A primera vista parece una formación glaciar, como si de una superposición de «seracs» (bloques de hielo), recubierta de un manto de nieve se tratase; incluso sus proporciones confunden, y la peculiar distribución y forma de las grietas y oquedades que defienden el último tramo, le dan un aspecto sospechoso, nada tranquilizador. En aquel punto le indiqué a Luis que podía esperarme allí, pero Luis Mendoza, el albañil de la pequeña aldea andina de Shorata, me había manifestado su intención de cambiar la paleta por el piolet y dedicarse al oficio de guía. «Usted me enseña, compañero Manuel», me había pedido varias veces, pero en aquel momento sólo dijo: «¡Con el compañero Manuel hasta arriba!»

Remontando el glaciar.
Sorteando grietas.

Atacamos directamente la helada inclinación haciendo relevos para asegurar los tramos, donde oscuras grietas amenazaban tragarnos, y cuando la pendiente perdió inclinación, ambos nos cogimos mutuamente por el hombro y coronamos la cima repitiéndonos el uno al otro y en la lengua del contrario, nuestro nombre y condición. Así, él gritaba «compañero Manuel» y yo le respondía «Jilata Luis». ¡Qué locura de escena, pero qué bello momento! Un bancario español y un albañil aymara gritando al viento andino la universalidad de la amistad montañera. En la cumbre nos abrazamos pletóricos de alegría y los dos lloramos por la emoción del momento. La mía estaba clara, pero, ¿qué emocionó a Luis? Le miré intentando ver sus ojos tras el oscuro cristal de sus gafas, pero no tuve tiempo de preguntarle.»¡Esto es muy divino y grande, compañero Manuel!». Yo sólo asentí con un gesto.

La última pendiente.
Luis Mendoza llegando a la cima del Jilatanaca. Detrás, el Atoroma, y al fondo, el altivo y lejano Illimani.
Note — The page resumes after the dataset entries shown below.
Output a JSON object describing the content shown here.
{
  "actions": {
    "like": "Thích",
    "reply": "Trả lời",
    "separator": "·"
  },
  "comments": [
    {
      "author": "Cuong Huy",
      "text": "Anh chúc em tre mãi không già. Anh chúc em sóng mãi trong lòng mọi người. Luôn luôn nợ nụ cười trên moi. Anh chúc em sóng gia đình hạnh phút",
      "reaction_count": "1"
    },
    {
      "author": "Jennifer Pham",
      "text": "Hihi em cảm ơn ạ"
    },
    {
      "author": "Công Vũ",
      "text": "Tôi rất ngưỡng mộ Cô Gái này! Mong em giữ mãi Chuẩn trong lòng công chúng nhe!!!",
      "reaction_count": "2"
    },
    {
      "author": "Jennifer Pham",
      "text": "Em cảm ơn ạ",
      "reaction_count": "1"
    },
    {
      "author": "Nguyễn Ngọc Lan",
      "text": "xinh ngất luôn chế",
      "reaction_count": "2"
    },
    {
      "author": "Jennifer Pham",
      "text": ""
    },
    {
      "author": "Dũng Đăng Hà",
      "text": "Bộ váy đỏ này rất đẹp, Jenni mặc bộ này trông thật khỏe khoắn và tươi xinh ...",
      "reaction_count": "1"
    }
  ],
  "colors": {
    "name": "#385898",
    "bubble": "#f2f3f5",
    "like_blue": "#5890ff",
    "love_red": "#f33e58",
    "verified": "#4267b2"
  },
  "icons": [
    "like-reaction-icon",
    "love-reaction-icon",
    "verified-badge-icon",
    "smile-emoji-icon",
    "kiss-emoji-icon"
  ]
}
A lo lejos, el lllimani, el más famoso de los picos andinos, se elevaba majestuoso encima de todas las cumbres de Quimsa Cruz; y más cercanos, otros picos vírgenes nos invitaban a su conquista, pero decidí no tentar a la suerte y dar por bueno, estando cerca de cumplir mi medio siglo de vida, aquel regalo que la «Mama Pacha» me había dado, al permitirme alcanzar aquella cumbre perdida, olvidada y presumiblemente virgen. Decidimos llamarla «Qhuno Kollu Jilatanaca», que en aymara significa «Nevados Compañeros», y fue para mi silencioso homenaje en la despedida de todos aquellos que la montaña unió, atándonos al recuerdo de una gran ascensión, como aquel día en la árida quebrada, allá, en un rincón olvidado de los Andes bolivianos… en la que fue mi última expedición.

Luis Mendoza y el autor en la cima del Jilatanaca. 15 de agosto de 1999.